Analysis of Mycobacterium ulcerans-specific T-cell cytokines for diagnosis of Buruli ulcer disease and as potential indicator for disease progression

Abstract

Background: Buruli ulcer disease (BUD), caused by Mycobacterium (M.) ulcerans, is the third most common mycobacterial disease after tuberculosis and leprosy. BUD causes necrotic skin lesions and is a significant problem for health care in the affected countries. As for other mycobacterial infections, T cell mediated immune responses are important for protection and recovery during treatment, but detailed studies investigating these immune responses in BUD patients are scarce. In this study, we aimed to characterise M. ulcerans-specific CD4+ T cell responses in BUD patients and to analyse specific cytokine-producing T cells in the context of disease severity and progression.

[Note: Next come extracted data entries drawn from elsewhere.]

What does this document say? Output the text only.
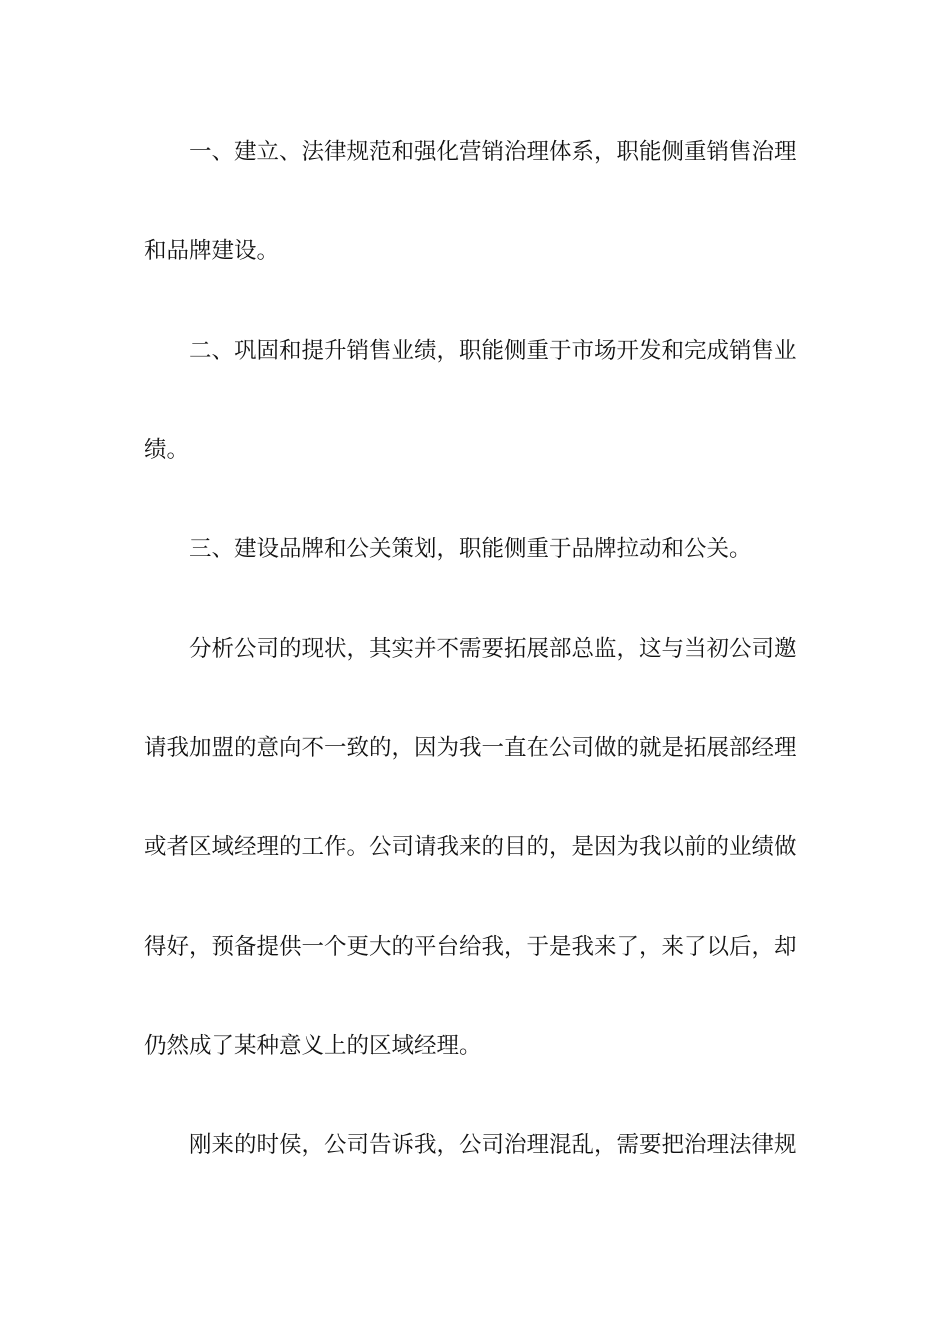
一、建立、法律规范和强化营销治理体系，职能侧重销售治理
和品牌建设。
二、巩固和提升销售业绩，职能侧重于市场开发和完成销售业
绩。
三、建设品牌和公关策划，职能侧重于品牌拉动和公关。
分析公司的现状，其实并不需要拓展部总监，这与当初公司邀
请我加盟的意向不一致的，因为我一直在公司做的就是拓展部经理
或者区域经理的工作。公司请我来的目的，是因为我以前的业绩做
得好，预备提供一个更大的平台给我，于是我来了，来了以后，却
仍然成了某种意义上的区域经理。
刚来的时侯，公司告诉我，公司治理混乱，需要把治理法律规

Methodology/principal findings: For this case-control study, whole blood samples of BUD patients (N = 36, 1.5-17 years of age) and healthy contacts (N = 22, 3-15 years of age) were stimulated with antigen prepared from M. ulcerans and CD4+ T cells were analysed for the expression of TNFα, IFNγ and CD40L by flow cytometry. The proportions and profile of cytokine producing CD4+ T cells was compared between the two study groups and correlated with disease progression and severity. Proportions of cytokine double-positive IFNγ+TNFα+, TNFα+CD40L+, IFNγ+CD40L+ (p = 0.014, p = 0.010, p = 0.002, respectively) and triple positive IFNγ+TNFα+CD40L+ (p = 0.010) producing CD4+ T cell subsets were increased in BUD patients. In addition, TNFα+CD40L-IFNγ- CD4+ T cells differed between patients and controls (p = 0.034). TNFα+CD40L-IFNγ- CD4+ T cells were correlated with lesion size (p = 0.010) and proportion were higher in 'slow' healers compared to 'fast healers' (p = 0.030).

Conclusions: We were able to identify M. ulcerans-specific CD4+ T cell subsets with specific cytokine profiles. In particular a CD4+ T cell subset, producing TNFα but not IFNγ and CD40L, showed association with lesion size and healing progress. Further studies are required to investigate, if the identified CD4+ T cell subset has the potential to be used as biomarker for diagnosis, severity and/or progression of disease.

Fig 1. T_H1 cytokine producing CD4+ T cells in Buruli ulcer disease patients and healthy contacts.

Whole blood was cultured for 17.5 hrs with either M. ulcerans antigen or Staphylococcal enterotoxin b. Cells were analysed by flow cytometry for TNFα, IFNγ and CD40L producing CD4+ T cells. Proportions of double and triple cytokine producing T cells (IFNγ+TNFα+, TNFα+CD40L+, IFNγ+CD40L+ and IFNγ+TNFα+CD40L+) are indicated in (A). Combinations of cytokine producing CD4+ T cells are shown in (B). Medians are indicated in grey and groups are compared by non-parametric Mann-Whitney U test and p values indicated.

Fig 2. TNFα+CD40L-IFNγ- CD4+ T cells are correlated with size of lesions in Buruli ulcer disease.

Cytokine producing CD4+ T cells were determined as for Fig 1 and analysed in regards to type of lesion (A, B) or surface area of lesions (C, D) or widest diameter of the lesions (E). Multiple cytokine producing are shown in (A, C); TNFα+CD40L-IFNγ- and CD40L+IFNγ- are indicated in (B, D). P—values of non-parametric Mann-Whitney U analyses (A, B) and Spearman correlations (C–E) are presented.

Fig 3. TNFα+CD40L-IFNγ- CD4+ T cells differ between fast and slow healers in Buruli ulcer disease.

(A) BUD patients were divided into fast healers (≤ 111 days) and slow healers (> 111 days) based on the time required for complete healing and proportions of cytokine producing CD4+ T cells (B, C) or lesion sizes (D) are compared by non-parametric Mann Whitney U test. The healing rate within the first four weeks (in change if mm/week) was correlated with TNFα+CD40L-IFNγ- CD4+ T cells (E) by Spearman correlation or compared based on time until healing process starts after initiating antibiotic treatment (F).